Flyback transformers carry specifications for winding turns and mounting style or form factor. With step-up devices, the secondary voltage is larger than the primary voltage. With step-down transformers, the secondary voltage is smaller than the primary voltage. Variable flyback transformers have a setting for changing the turn ratio as needed. One-to-one transformers have a turn ratio of 1:1, or near 1:1. With regard to mounting style, choices include chassis mounting, chip transformer, dish or disk mounting, H-frame, and modular jack (RJ-45). Pad-mounted, printed circuit board (PCB) mounted, and pole-mounted flyback transformers are also available.
When specifying flyback transformers, there are a number of performance specifications to consider. These include operating frequency range and operating temperature, power rating, maximum primary voltage rating, and maximum secondary voltage rating. With flyback transformers, the power rating is measured in watts (W). The maximum primary voltage rating and the maximum voltage secondary rating are the input voltage range and the output voltage range, respectively. Operating temperature is a full-required range.
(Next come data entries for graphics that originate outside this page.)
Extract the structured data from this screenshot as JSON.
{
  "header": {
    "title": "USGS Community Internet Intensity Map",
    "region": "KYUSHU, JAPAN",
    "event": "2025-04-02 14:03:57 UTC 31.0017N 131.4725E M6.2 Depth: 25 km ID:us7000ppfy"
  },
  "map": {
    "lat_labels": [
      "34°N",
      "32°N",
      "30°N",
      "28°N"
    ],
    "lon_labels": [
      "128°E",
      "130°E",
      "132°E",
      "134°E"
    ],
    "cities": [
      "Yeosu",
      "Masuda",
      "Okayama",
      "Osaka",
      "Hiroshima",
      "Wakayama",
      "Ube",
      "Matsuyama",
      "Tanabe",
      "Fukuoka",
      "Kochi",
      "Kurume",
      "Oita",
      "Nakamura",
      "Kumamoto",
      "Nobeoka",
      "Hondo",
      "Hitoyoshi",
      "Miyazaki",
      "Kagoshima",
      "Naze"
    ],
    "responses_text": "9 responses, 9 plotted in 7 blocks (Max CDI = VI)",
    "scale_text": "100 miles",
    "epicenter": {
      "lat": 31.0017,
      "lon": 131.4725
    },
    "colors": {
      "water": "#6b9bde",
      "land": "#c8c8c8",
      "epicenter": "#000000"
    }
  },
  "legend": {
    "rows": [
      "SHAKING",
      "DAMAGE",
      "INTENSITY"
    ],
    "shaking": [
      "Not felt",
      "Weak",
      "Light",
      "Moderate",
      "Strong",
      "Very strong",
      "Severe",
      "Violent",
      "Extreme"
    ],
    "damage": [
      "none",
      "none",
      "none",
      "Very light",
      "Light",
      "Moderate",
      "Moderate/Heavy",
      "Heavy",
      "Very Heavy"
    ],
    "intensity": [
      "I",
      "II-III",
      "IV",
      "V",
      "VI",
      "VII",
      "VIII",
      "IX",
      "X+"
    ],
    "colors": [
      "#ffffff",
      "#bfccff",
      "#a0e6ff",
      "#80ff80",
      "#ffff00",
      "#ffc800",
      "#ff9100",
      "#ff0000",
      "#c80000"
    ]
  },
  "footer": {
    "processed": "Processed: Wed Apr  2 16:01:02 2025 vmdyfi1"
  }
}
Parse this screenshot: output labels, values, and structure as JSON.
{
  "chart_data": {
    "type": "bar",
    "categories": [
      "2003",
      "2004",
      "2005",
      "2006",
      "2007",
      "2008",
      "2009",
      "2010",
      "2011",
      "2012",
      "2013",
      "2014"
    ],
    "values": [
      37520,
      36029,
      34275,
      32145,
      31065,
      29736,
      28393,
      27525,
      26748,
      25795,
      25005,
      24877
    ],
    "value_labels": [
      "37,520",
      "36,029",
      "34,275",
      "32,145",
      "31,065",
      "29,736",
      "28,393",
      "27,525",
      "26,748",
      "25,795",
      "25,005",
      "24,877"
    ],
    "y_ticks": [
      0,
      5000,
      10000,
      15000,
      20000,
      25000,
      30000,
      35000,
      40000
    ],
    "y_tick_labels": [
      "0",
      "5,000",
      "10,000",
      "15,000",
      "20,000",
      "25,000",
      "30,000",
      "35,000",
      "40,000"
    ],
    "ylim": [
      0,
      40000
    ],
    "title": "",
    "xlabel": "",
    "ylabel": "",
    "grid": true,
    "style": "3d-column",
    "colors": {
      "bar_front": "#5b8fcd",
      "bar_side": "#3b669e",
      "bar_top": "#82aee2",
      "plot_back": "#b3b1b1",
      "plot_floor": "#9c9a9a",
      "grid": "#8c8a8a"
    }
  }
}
Flyback transformers differ in terms of approvals and features. In Europe, products may comply with the RoHS and WEEE directives or meet requirements from TUV or VDE. In North America, the American National Standards Institute (ANSI) and the Canadian Standards Association (CSA) publish applicable standards. Flyback transformers that meet IEC requirements or U.S. military standards (MIL-STD) are also available. In terms of features, some flyback transformers are waterproof, seismic qualified, or designed for outdoor use. Others have a NEMA enclosure or comply with the NEMA ST-20 sound level standard.